新井見枝香『探してるものはそう遠くはないのかもしれない』という本が書店で平積みされていたものをたまたま目にしたので手にとり,書き出しが面白かったので購入し,その日に一読した.この本は書店員さんのブログエッセイのようで,人に読ませる文章が書ける女性店員さんの日常(仕事を含めて)思うことが綴られた本であり,書き出し以上に面白いとかゲラゲラ笑うとか,同業のために共感できるなぁとか,そういうところは全くなかったのだが,ともかく短期間に全部読んでしまった.なのでこの本はブログエッセイ?として十分に基準に達しており,買って失敗したとは思わない.そういうことを考えながら仕事をしている人なんだな,と自分の知らないことを理解できた.ただし,タイトルに関連するようなエッセイが収録されていない?ように思って,あれ,おれ釣られたか?感もちょとしたのだけど.

人に読ませる文章力は,単語と単語の関連性,理解しやすいような単語の並び,かつ黙読でもリズムをもっている,あるいは情景が浮かびやすい言葉の使い方にある.素人だと,なかなかそういうものは書けない.文法を基軸とし,論理的な記述の連続ならば勉強することで身につけることはできるが,かといってそれだけで読みやすい文章には決して至らない.記録として,行政文章や論文として文章ならば努力すればなんとかなるだろうと思っている.それは外国語で文章を書くようなもので,正しい正しくないがきちんと判定できるし,伝わる伝わらないも検証できるような作業能力だから.が,読んで楽しんでもらうというものを書くには,そのための具体的な方法はわかっているようでわかっていないように感じている.だから,これはもう才能が必要,としか言えないような気がする.したがって,ブログエッセイであろうとも,著者自身について興味をもっていない人が一冊を読み通せたという事実は,この著者には「その才能がある」ということの証拠であると言える.ぼくも,そう思う.が,正直作家というところには行けないだろうなぁとも感じてしまう.なぜだろう.

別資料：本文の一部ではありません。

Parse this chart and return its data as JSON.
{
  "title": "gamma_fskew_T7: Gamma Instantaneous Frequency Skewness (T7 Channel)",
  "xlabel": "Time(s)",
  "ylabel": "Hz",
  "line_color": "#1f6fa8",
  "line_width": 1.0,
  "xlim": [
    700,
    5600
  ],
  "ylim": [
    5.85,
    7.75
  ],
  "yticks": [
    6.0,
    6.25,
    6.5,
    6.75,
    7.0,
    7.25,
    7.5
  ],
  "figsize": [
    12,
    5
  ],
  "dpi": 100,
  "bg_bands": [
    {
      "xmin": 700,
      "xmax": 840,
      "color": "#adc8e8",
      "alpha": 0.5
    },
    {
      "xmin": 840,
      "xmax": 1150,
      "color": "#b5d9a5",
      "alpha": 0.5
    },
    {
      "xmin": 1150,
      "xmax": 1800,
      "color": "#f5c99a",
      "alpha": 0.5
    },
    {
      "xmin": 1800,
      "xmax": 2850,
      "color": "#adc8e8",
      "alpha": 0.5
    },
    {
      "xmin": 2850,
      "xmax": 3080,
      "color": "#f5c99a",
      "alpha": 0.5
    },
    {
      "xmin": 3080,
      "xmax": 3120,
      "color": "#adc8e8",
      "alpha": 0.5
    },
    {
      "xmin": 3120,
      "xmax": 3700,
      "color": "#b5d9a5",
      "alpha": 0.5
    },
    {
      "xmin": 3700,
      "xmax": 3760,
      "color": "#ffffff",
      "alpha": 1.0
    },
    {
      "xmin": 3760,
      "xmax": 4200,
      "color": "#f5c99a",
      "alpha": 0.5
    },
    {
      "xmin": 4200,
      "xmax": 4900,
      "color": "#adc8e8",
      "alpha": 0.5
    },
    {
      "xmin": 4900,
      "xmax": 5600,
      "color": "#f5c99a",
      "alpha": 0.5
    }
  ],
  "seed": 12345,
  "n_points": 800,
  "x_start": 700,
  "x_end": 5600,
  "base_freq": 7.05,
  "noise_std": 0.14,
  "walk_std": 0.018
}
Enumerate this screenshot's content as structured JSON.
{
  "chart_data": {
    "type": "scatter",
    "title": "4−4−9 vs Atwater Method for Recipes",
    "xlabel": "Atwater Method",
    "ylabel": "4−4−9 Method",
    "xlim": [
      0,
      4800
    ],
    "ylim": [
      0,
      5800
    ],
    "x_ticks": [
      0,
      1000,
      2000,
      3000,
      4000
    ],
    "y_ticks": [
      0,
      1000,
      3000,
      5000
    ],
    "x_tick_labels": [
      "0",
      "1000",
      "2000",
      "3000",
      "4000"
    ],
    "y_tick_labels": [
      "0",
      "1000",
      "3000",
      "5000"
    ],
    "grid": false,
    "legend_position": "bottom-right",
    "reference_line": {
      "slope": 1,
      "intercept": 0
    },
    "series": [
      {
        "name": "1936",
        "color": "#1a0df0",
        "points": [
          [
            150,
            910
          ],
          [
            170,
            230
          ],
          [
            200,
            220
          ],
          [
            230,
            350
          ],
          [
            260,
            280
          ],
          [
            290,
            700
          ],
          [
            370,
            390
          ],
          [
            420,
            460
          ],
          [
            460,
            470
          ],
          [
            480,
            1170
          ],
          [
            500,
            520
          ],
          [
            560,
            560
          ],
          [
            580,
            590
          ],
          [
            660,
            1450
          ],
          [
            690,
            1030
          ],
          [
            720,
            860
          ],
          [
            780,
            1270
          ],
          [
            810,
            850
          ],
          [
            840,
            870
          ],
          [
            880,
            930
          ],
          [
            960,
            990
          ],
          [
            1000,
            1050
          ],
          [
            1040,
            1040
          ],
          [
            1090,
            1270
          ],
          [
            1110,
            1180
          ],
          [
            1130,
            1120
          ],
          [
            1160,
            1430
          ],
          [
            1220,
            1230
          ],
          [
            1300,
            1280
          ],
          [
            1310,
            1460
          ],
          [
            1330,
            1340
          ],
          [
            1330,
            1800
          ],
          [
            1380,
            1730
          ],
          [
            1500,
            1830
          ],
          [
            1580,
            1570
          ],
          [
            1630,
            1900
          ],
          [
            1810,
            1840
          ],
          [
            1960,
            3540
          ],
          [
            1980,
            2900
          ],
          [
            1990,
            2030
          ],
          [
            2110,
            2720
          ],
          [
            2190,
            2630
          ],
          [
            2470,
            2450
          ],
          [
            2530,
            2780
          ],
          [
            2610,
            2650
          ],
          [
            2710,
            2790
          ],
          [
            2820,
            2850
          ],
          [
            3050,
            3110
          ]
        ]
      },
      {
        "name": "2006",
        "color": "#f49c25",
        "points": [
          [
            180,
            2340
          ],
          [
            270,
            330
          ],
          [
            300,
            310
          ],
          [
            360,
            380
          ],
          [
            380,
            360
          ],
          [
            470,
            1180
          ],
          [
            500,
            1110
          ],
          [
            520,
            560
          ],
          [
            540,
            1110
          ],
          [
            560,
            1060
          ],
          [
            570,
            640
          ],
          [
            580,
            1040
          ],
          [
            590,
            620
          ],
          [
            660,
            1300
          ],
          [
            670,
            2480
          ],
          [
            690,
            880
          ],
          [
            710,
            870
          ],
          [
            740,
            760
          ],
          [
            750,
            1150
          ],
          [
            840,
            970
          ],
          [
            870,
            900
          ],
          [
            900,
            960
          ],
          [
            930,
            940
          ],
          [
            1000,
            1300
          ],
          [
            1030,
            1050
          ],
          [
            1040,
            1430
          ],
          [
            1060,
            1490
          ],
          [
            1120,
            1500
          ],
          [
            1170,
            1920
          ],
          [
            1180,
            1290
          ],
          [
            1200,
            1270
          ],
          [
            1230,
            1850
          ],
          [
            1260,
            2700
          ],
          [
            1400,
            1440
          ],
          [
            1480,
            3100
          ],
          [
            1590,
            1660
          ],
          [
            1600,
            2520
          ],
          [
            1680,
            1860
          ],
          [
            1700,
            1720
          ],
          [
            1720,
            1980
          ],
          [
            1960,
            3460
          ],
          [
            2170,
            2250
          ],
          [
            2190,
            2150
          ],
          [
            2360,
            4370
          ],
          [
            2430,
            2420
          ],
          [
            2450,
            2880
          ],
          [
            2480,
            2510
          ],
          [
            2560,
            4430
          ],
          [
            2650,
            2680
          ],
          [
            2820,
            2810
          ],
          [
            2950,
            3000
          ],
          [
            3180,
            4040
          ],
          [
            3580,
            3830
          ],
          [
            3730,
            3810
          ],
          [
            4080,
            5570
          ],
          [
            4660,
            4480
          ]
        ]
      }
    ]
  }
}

ブログエッセイに特徴的なものは,その言葉のリズムである.人の動きを想像させる会話や行動,心理描写というものがブログではあつかわない.考えていること(・・・すべきだろう的な思想),感じたこと(・・は良かった,悪かった)が記述される内容のメインになる.そうなると,それを記述しただけでは単なる「作文かよ」となってしまうので,言葉の使い方にスパイスを聞かせ,ちょっと乱暴な,普段耳にすることも目にすることもないような文体を登場させてしまう.そして,普段見慣れない文体だから,ちょっと読むと「あれ,ちょっとおもしろいな」と感じ,短いものならさっと読み通してしまう.これが,人気ブログの特徴かなぁ?と勝手にぼくは思っている.ただし,そこのは罠がある.そのような「ちょっと乱暴なスパイスのきいた文体」は,長く読んでいると気分が悪くなる.それはそうだ,身体に馴染みやすくない文体にしたら注意を払われたのだ,その文体を長く摂取していたら,気分は絶対に萎える.スパイスばかりきいたご飯を3日つづけてたべたら,なんか味噌汁とご飯でいいです,という気分になるようなものだろう.文体で読ませるブロブは書籍化すると,たいていつまらなくなり,その印象がその作家を印象づけてしまい,先にいけなくなる.つまり,本をよんでげんなりしちゃったら,ブログはもういいやとなってしまう.と,まぁぼくは想像してしまう.

ブログが面白くて,お仕事でもいろいろと企画をされるような人ならば,ここは一つ「作品」といえるようなものを書いたほうが良かったんじゃないなかぁと想像する.つまり,ブログが人気があったのでブログを出版しましたみたいなことは,やってもいいいけどやったら一回で終わりになるということだ.ブログを書くことをつづけてもブログから先に進めないとしたら,自分の思っていること感じたことを自分が語りそれを記録するというブログではなく,それを取り巻く世界を設定し,人を設定し,その世界をすべて文章で構築するとう「作品」と呼べるものをつくっていったらどうだろうかと思うのだ.つまり,ブログはどうしても実際に存在している著者と紐で繋がっている必要がある.細かいこと記述されていないことは実在の著者が担保しているようなもので,だからブログは地域も時代も超えていくことはできない.ブログ単体では必要な情報が足りていないからだ.ところが,ブログの内容が元になっていたとしても,必要な正解をすべて文章で内容に織り込んでしまえば,「すべて内容にある」ということからそれは「作品」と呼ばれるものになる.その作品には必要なものが内包されているので,地域も時代も超えて作品として時空を漂うことができるようになる.ブログ本はどうしても,単体で時空をさまようことができないので,読んだ瞬間は面白いけどそれが未来の自分に登場することがないので,ちょっと残念(損した)気分がするんだろうなぁ.